Maybe for some of these CTFs, bringing academics and hackers together as equals.
You know, setting up, participating, doing the actual grunt work is something, you
know, that we learn a whole lot. Maybe there's a new joint neutral venue or
conference, physical meetings and virtual meetings, kind of bring people together.
Does the model work elsewhere? I just want to bring this up. So I was
involved in the bodybuilding world and it's very prevalent in sports
performance, at least bodybuilding. I put up there kind of the picture of Mr.

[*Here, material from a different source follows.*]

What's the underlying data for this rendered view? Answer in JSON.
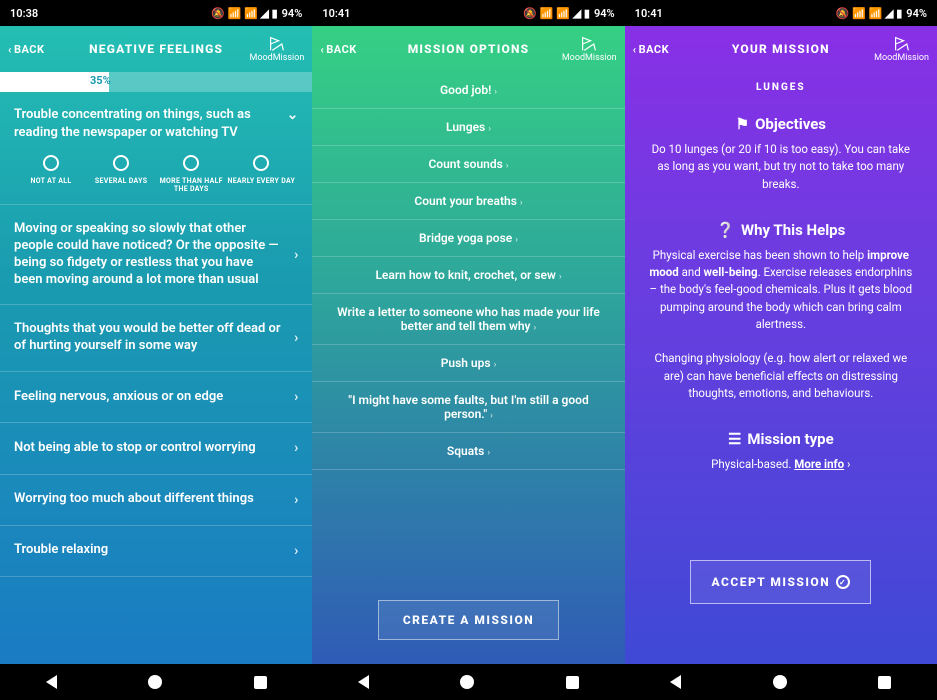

Olympia contenders and supplements. They're called gurus, which
makes you think of kind of the traditional guru. The gurus are like
these guys with the green check. They're like guys who are really good at
figuring out supplements, training, timing, all this stuff. So that was a very
interesting, you know, kind of convergence of you have people trained
in this stuff. They're not necessarily the ones that athletes are using. I think
the biohacking type stuff, quantified self, this guy Larry Smarr, he's an
academic computer science professor, does a lot of this quantified self stuff, but
he's got the tools at hand. He's got a lot of expensive tools to be able to
measure different things about his body. And you have people who go to meetups and
they're doing a lot of the same kind of thing, just kind of on a different level.
Could we get a feedback loop between the two? So that's that's my idea. Thank
you for sticking with me to listen through it. If you have some comments or
thoughts, or think it's stupid or great, or want to make something happen, let me know.